O Plano Especial de Revitalização (PER) da Sociedade Comercial Orey Antunes (SCOA) foi aprovado, tendo reunido o voto favorável de 51,94% do total de créditos, de acordo com a informação enviada ao mercado.

Num comunicado enviado na sexta-feira à noite à Comissão do Mercado de Valores Mobiliários (CMVM), a SCOA refere que o administrador judicial provisório apresentou ao Tribunal Judicial da Comarca de Lisboa um requerimento para junção aos autos do “auto de abertura de votos e respetivos anexos, a lista de credores com evidência do sentido de voto e votos rececionados e quadro resumo de votação final”.

De acordo com o referido requerimento, votaram 73,78% dos créditos totais, tendo-se registado a abstenção de 26,22%. Dos que votaram o Plano de Revitalização, votaram-no favoravelmente 51,94% do total de créditos e votaram contra 21,84% do total de créditos, resultado que dá ‘luz verde’ ao plano de pagamentos da SCOA.

“Nos termos do n.º 3, do art.º 17.º-F, do CIRE, o Administrador Judicial Provisório, Dr. Jorge Calvete, emitiu o seu entendimento ao plano de pagamentos da SCOA no sentido de que o mesmo se encontra aprovado”, lê-se no comunicado. Depois desta aprovação pelos credores, o PER terá agora de ser homologado pelo tribunal, estando esta fase de decisão de homologação a decorrer.

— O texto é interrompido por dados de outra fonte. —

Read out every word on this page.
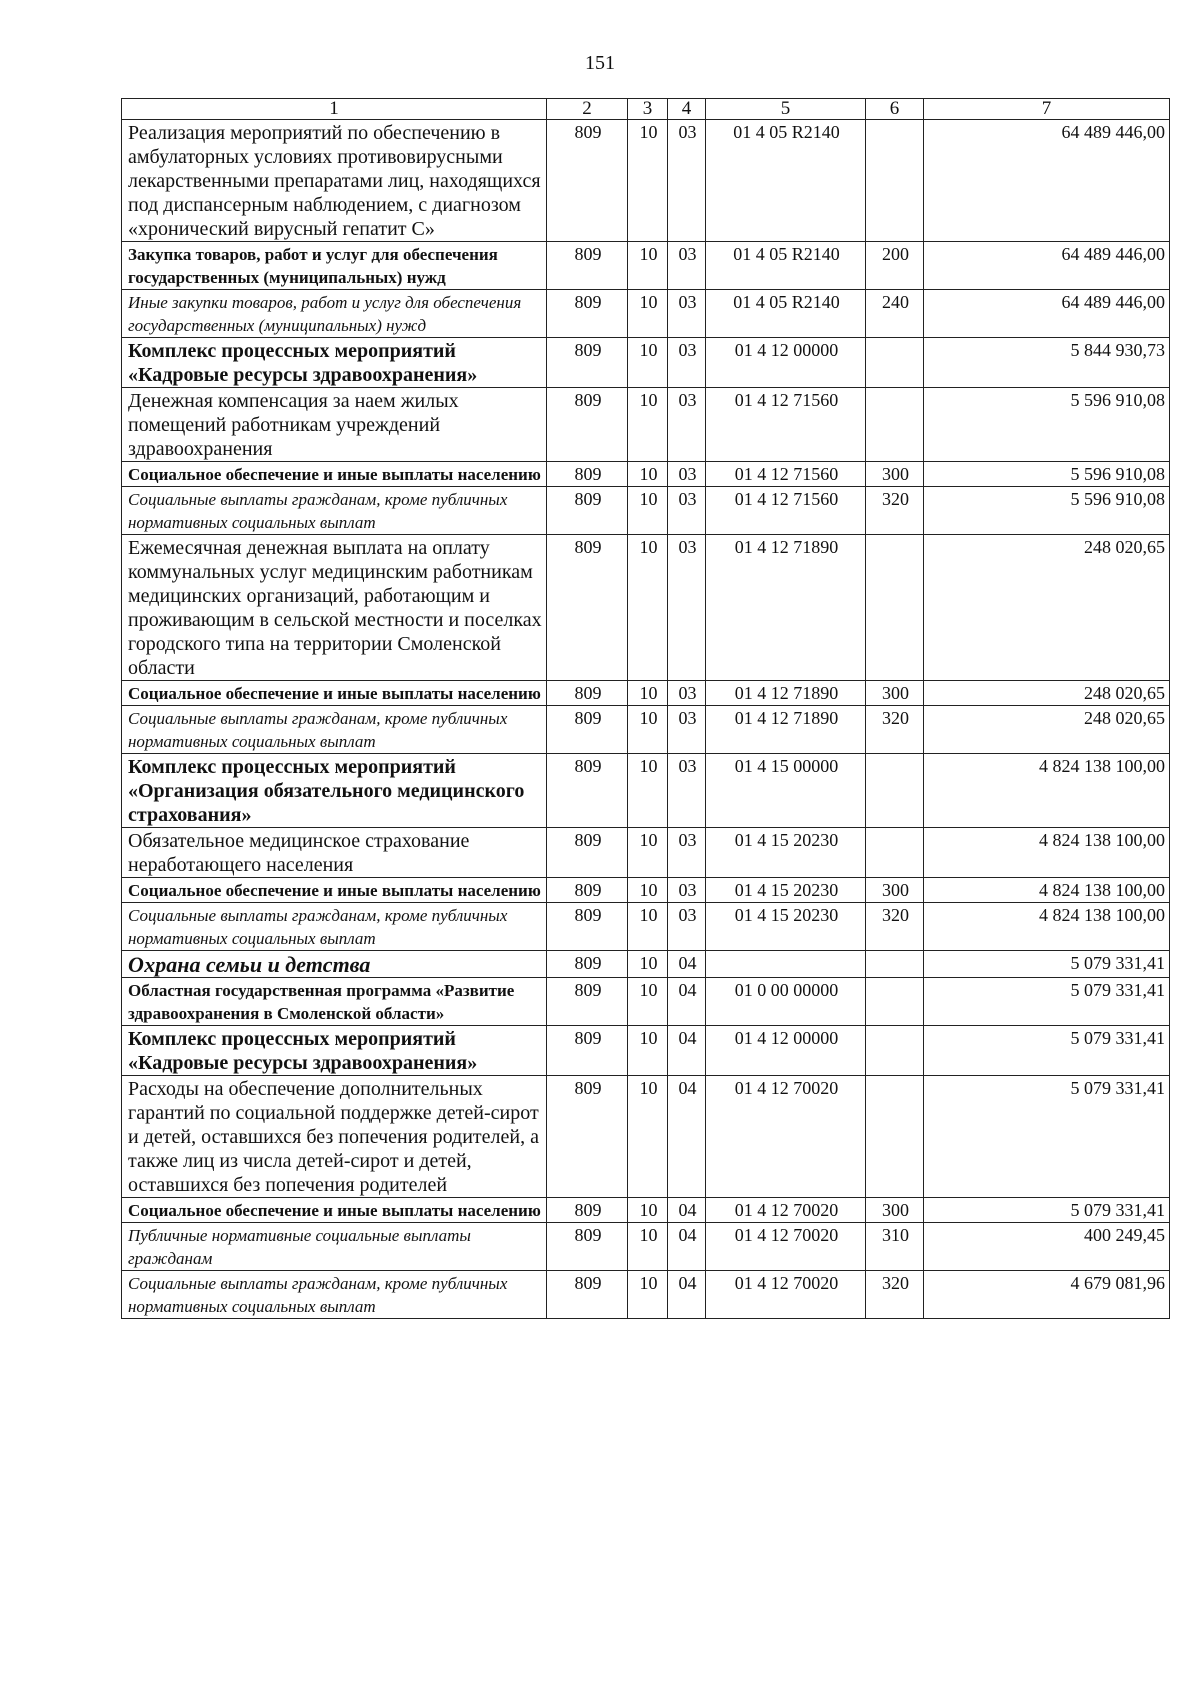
151
1	2	3	4	5	6	7
Реализация мероприятий по обеспечению в амбулаторных условиях противовирусными лекарственными препаратами лиц, находящихся под диспансерным наблюдением, с диагнозом «хронический вирусный гепатит С»	809	10	03	01 4 05 R2140		64 489 446,00
Закупка товаров, работ и услуг для обеспечения государственных (муниципальных) нужд	809	10	03	01 4 05 R2140	200	64 489 446,00
Иные закупки товаров, работ и услуг для обеспечения государственных (муниципальных) нужд	809	10	03	01 4 05 R2140	240	64 489 446,00
Комплекс процессных мероприятий «Кадровые ресурсы здравоохранения»	809	10	03	01 4 12 00000		5 844 930,73
Денежная компенсация за наем жилых помещений работникам учреждений здравоохранения	809	10	03	01 4 12 71560		5 596 910,08
Социальное обеспечение и иные выплаты населению	809	10	03	01 4 12 71560	300	5 596 910,08
Социальные выплаты гражданам, кроме публичных нормативных социальных выплат	809	10	03	01 4 12 71560	320	5 596 910,08
Ежемесячная денежная выплата на оплату коммунальных услуг медицинским работникам медицинских организаций, работающим и проживающим в сельской местности и поселках городского типа на территории Смоленской области	809	10	03	01 4 12 71890		248 020,65
Социальное обеспечение и иные выплаты населению	809	10	03	01 4 12 71890	300	248 020,65
Социальные выплаты гражданам, кроме публичных нормативных социальных выплат	809	10	03	01 4 12 71890	320	248 020,65
Комплекс процессных мероприятий «Организация обязательного медицинского страхования»	809	10	03	01 4 15 00000		4 824 138 100,00
Обязательное медицинское страхование неработающего населения	809	10	03	01 4 15 20230		4 824 138 100,00
Социальное обеспечение и иные выплаты населению	809	10	03	01 4 15 20230	300	4 824 138 100,00
Социальные выплаты гражданам, кроме публичных нормативных социальных выплат	809	10	03	01 4 15 20230	320	4 824 138 100,00
Охрана семьи и детства	809	10	04			5 079 331,41
Областная государственная программа «Развитие здравоохранения в Смоленской области»	809	10	04	01 0 00 00000		5 079 331,41
Комплекс процессных мероприятий «Кадровые ресурсы здравоохранения»	809	10	04	01 4 12 00000		5 079 331,41
Расходы на обеспечение дополнительных гарантий по социальной поддержке детей-сирот и детей, оставшихся без попечения родителей, а также лиц из числа детей-сирот и детей, оставшихся без попечения родителей	809	10	04	01 4 12 70020		5 079 331,41
Социальное обеспечение и иные выплаты населению	809	10	04	01 4 12 70020	300	5 079 331,41
Публичные нормативные социальные выплаты гражданам	809	10	04	01 4 12 70020	310	400 249,45
Социальные выплаты гражданам, кроме публичных нормативных социальных выплат	809	10	04	01 4 12 70020	320	4 679 081,96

No dia 27 de maio, SCOA indicou que tinha depositado a versão final do Plano de Recuperação, tendo este instrumento “por base uma proposta aos credores detentores de créditos não subordinados e créditos subordinados”.

Segundo a Orey Antunes, “o plano de recuperação proposto considera que a sociedade é suscetível de recuperação, sendo esta, na perspetiva da sociedade, a solução que melhor tutela os interesses dos credores”. Na ocasião, a empresa esclareceu que se o plano de recuperação fosse aprovado pelos credores e homologado pelo tribunal, a sua atividade principal será a gestão e administração dos negócios associados ao setor de transportes e logística, referiu à CMVM.

O grupo opera em Portugal, Espanha, Angola e Moçambique, principalmente, segundo a informação que consta no sítio oficial na internet.

Em novembro do ano passado, a Orey Antunes requereu um PER e apontou a existência de créditos de 63,4 milhões de euros sobre a empresa, propondo um perdão de 90% a 95%, dependendo de negociação, e perdão de juros de 100%, relativamente aos perto de 37,451 milhões de euros de créditos comuns.